The name Billecart-Salmon is usually pronounced with a kind of reverence and longing—and maybe even a bit of secrecy, as some of us aren’t sure we want the world to know about this family-owned, diminutive but mighty maison. With two glamorous new wines out on the market in time for the holidays, Billecart-Salmon’s seventh-generation owner, Mathieu Roland-Billecart, sat down with us to share some insights.
You are a seventh-generation winemaker. How does that feel and what does that mean?
This is hard to answer as it’s my heritage, and I haven’t known anything different. It is certainly great to be able to have such a wonderful legacy to look after and a great team of passionate people to work alongside. The family is still very much involved in the winemaking process at all levels, and having this experience kept in the family for over 200 years makes a real difference to help us produce some exceptional Champagne.
Some call Billecart-Salmon a champagne drinker’s champagne, even a champagne maker’s champagne.
It is true that a lot of our loyal followers tend to have a good level of wine knowledge—and indeed some are winemakers themselves—but what they all have in common is that they tend to be food and wine lovers. They care about eating and drinking the very best, and they know that the house takes no ‘shortcuts’ to deliver a great tasting experience across our range of cuvées. There are many different ways we achieve this: the quality of our terroir; the efforts of our tasting committee; the long aging on lees. Being an independent, family-owned and -run house means we have the luxury of time to achieve the best. That’s what we want to share with the people who do us the honor of opening a bottle of Billecart-Salmon for a special moment in their lives.
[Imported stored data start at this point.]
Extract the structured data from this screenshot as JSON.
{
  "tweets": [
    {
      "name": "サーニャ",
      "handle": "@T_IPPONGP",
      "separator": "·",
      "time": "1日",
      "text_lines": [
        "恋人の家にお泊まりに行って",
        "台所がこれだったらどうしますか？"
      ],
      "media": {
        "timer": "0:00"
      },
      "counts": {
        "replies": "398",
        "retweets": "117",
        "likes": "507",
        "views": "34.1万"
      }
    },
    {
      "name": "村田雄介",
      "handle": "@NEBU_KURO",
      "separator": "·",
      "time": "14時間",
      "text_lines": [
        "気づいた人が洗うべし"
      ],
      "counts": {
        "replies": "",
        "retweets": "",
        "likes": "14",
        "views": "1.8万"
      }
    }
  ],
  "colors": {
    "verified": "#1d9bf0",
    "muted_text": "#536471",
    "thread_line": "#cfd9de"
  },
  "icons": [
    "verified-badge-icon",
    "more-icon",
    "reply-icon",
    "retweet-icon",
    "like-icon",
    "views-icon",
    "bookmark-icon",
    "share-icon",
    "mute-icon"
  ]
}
I have heard that you insist on saying “champagne rosé,” not “rosé champagne.” Can you explain the difference?
It simply comes down to the fact that we prefer a fresher and finer style than a more vinous style of rosé. Rosé for us dates back to the early 19th century—way before it was as fashionable as it is today. We pride ourselves in making a rosé that favors finesse and elegance, which is the signature of the house.
Pinot Meunier. Some downplay its role, but Billecart-Salmon embraces it. How does it make your wine better?
Meunier has always been the dominant grape variety in our Brut Reserve, even when it was considered a lesser quality grape. We believe the fruitiness it brings to a blend is a real advantage when you combine it with our cold vinification method.
How do you source your fruit?
Over 90% of our grapes come from within a 20-kilometer radius around our estate, which sits 2 miles from Epernay, where virtually all the premier and grand cru are located.
Many champagne houses store their wine for 15 to 36 months; you keep them in the chalk cellars for 3 to 10 years. Why?
Time and aging on lees in particular is often overlooked but, when you work with the best terroirs like our house does, it is one of the main factors that make a good wine become great or even exceptional. Because of our heritage and family ownership, we have the luxury of time and can therefore age our wine longer than the average. Three years for a non-vintage is minimum for us on a cuvée like Brut Rosé (we want to preserve the fruitiness), but we age 6 to 7 years for a non-vintage like Brut Sous Bois; we want the wine to express its full richness and complexity. On our vintage and prestige cuvées, the aging is between 10 and 15 years.
You’ve recently released two astonishing champagnes, Brut Nature and Sous Bois. Can you describe them?
Brut Nature is a very pure expression of Champagne that blends the three main grape varieties from 10 different harvests and spends a relatively long aging on lees. It is direct and fresh yet isn’t high acidity, something that can sometimes be a problem with zero dosage cuvées. A must-try for champagne lovers as an aperitif or with oysters or seafood platters.
Brut Sous Bois is our only cuvée from the mythical Clos Saint Hilaire that is vinified 100% in oak barrels. It is a gastronomic champagne with rich and bold flavors. Try it with stuffed poultry, a dish with mushrooms or a slice of Comté cheese to really understand how great Champagne can be over a meal.